Pentagon planners these days talk about asymmetrical warfare. There is a similar phenomenon in the LNG siting process. NorthernStar LLC, Bradwood's promoter and owner, talks about jobs, investment and the supply of natural gas. That is alluring campaign talk. But construction jobs are transitory, and the river lives on. At this late date in the Pacific Northwest's manipulation of the Columbia River, our fisheries and environmental agencies cannot ignore the reality that the river off Bradwood is a highly important corridor for endangered salmon runs in which the nation has invested billions trying to restore.

There has never been a compelling case to establish the need for an LNG terminal at Bradwood. NorthernStar's proposal is all about the profits that come from flipping the terminal, once it is built.

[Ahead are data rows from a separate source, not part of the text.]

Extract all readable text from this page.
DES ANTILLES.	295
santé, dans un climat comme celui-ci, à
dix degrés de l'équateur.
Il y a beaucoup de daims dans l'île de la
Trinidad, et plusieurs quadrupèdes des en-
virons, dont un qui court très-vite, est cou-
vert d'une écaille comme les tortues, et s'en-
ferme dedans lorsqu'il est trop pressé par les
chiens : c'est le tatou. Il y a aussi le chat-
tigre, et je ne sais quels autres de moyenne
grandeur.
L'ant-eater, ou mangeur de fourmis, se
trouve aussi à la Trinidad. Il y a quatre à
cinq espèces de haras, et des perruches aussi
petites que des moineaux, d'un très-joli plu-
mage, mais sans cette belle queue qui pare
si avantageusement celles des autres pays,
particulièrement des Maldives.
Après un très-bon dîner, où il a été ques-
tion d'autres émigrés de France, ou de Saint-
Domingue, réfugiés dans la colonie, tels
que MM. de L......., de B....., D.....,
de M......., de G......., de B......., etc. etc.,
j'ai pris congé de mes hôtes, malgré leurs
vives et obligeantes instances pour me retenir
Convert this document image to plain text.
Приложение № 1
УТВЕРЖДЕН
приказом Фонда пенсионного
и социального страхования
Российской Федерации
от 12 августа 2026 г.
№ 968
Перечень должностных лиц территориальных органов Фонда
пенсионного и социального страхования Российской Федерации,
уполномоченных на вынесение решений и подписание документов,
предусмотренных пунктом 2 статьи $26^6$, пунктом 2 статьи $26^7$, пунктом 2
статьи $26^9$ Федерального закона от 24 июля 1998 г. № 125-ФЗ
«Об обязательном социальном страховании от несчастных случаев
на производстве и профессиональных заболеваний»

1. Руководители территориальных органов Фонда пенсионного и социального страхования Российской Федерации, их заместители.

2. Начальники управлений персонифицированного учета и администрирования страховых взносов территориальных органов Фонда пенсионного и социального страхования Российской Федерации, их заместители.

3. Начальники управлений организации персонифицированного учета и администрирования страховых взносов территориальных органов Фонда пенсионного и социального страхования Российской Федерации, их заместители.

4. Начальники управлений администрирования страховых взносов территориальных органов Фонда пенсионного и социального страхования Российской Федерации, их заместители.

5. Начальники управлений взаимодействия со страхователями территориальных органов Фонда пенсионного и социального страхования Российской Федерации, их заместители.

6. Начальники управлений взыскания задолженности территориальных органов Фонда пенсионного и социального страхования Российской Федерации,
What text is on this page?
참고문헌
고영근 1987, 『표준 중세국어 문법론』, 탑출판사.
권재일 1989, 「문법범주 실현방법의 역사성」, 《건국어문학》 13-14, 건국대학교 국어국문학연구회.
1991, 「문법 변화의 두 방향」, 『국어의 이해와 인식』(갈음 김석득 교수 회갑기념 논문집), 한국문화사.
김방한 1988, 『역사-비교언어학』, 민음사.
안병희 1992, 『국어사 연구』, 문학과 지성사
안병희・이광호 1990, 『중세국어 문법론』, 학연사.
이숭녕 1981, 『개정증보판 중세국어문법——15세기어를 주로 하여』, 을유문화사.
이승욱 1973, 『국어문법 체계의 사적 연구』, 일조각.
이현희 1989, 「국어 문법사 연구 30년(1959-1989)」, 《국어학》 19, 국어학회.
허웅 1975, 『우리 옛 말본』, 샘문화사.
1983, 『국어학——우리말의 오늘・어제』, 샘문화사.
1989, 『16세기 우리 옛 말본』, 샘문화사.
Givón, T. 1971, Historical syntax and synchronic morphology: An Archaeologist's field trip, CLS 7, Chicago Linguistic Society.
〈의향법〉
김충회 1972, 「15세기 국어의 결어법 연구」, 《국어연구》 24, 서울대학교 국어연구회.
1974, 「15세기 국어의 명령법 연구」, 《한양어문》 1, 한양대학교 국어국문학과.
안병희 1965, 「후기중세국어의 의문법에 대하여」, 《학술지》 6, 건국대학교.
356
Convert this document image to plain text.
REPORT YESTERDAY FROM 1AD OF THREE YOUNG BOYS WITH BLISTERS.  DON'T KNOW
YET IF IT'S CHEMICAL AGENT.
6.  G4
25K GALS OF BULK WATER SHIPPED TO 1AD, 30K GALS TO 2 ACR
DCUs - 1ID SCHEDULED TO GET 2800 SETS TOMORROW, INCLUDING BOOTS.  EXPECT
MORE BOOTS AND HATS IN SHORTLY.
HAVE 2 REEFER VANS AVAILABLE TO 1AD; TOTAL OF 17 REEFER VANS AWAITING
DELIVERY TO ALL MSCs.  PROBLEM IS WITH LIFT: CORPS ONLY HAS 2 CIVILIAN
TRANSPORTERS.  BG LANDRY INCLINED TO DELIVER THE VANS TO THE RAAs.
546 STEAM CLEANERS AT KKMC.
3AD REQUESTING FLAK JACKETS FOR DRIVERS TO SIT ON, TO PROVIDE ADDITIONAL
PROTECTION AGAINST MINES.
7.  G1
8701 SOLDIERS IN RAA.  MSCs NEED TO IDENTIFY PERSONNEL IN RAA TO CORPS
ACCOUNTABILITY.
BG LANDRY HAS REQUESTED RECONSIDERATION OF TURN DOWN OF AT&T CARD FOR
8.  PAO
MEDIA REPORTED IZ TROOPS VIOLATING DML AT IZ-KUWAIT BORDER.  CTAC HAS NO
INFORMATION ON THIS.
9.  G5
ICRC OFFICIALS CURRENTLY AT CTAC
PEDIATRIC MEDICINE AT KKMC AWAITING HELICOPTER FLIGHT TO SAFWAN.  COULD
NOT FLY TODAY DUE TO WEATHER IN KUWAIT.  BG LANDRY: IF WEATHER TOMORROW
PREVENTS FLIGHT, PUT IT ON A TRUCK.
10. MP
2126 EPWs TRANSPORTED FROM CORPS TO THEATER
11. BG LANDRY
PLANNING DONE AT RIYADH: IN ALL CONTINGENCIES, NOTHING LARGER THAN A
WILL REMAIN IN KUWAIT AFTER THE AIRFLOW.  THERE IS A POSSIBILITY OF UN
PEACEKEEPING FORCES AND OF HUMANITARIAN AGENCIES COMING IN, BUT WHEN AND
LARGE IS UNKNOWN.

The FERC licensing process is all about who gets to federal regulators first with a completed and defensible application. The FERC process is not about establishing the basis of national need and strategic siting for a terminal. That is the role the federal government should play in this process.

All in all, the FERC process thus far shares many similarities with the financial mistakes that blew up into the Great Recession - a careless rush that is all about easy answers and quick profits. What we need, both as a region and a nation, is to slow down and ask the right questions. How many LNG terminals does America need? Where can new terminals and related pipelines be located to do the most good with the least harm to the environment? Who has the best long-term track record for safe, community-friendly operations? Can all adverse impacts to the Columbia and its species be reversed when this terminal has outlived its usefulness?

These inconvenient questions and many others have gotten short shrift. The process assumes that anything good for LNG is good for the USA. It is good to see Oregon's DEQ, federal fisheries scientists and our U.S. senators demanding answers and searching for better ways to arrive at these decisions.